Abstract

Preterm births and respiratory distress syndrome (RDS) are associated with pulmonary vascular disease and altered myocardial function. We serially assessed up to 1year of age the effects of RDS on global and regional myocardial function of preterm infants, compared to preterm and term controls using conventional echocardiography parameters, tissue Doppler velocities and deformation analysis. A total of 120 infants (30 preterm [PT] with RDS, 30 PT controls without RDS, and 60 term controls) underwent conventional and tissue Doppler echocardiography within 72hours of birth, at corrected term age for the preterm infants, at 1month corrected, and at 1year corrected age.
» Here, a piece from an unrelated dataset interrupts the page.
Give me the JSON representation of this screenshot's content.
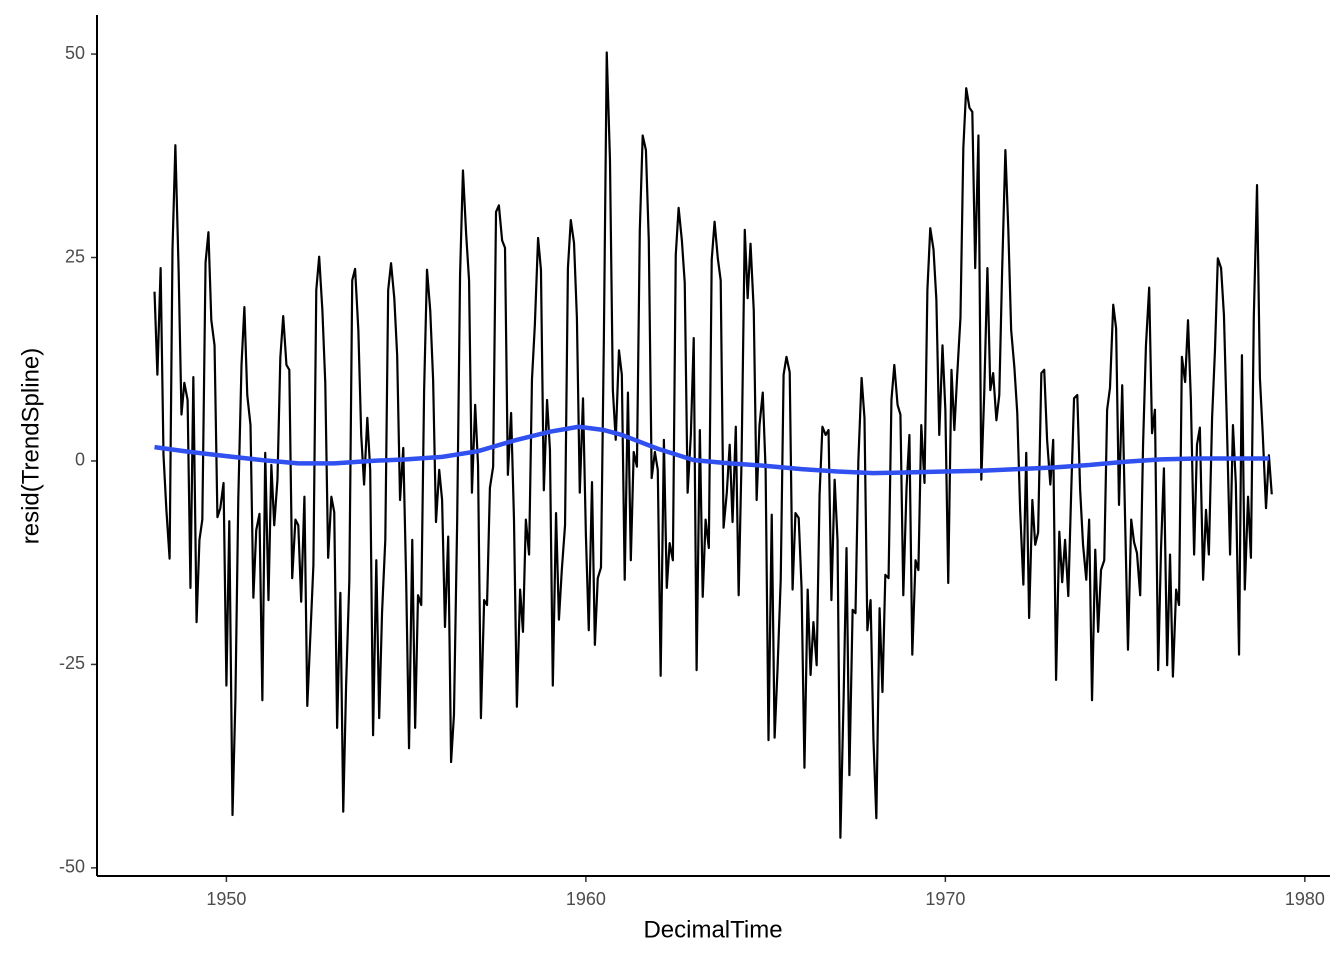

At birth, compared to preterm and term controls, the PT-RDS group had decreased right ventricular (RV) long-axis function, systolic velocity, peak systolic strain, shorter pulmonary arterial acceleration time (PAAT), and lower ratio of PAAT to RV ejection time (PAAT:RVET). Preterm infants had left ventricular (LV) diastolic dysfunction at birth (lower early diastolic myocardial velocity, mitral E velocity, and mitral E:A ratio), and reduced long-axis systolic velocities and shortening. Differences between groups disappeared by 1month corrected age, except PAAT:RVET which remained lower in the PT-RDS group. At 1year, RV function was normal in PT-RDS apart from systolic strain rate, and LV function was normal apart from lower stroke volume and shortening, relative to body weight. PT-RDS had lower left and right ventricular systolic and diastolic function at birth which improved over time, suggesting postnatal maturation of cardiac function and resolution of lung disease.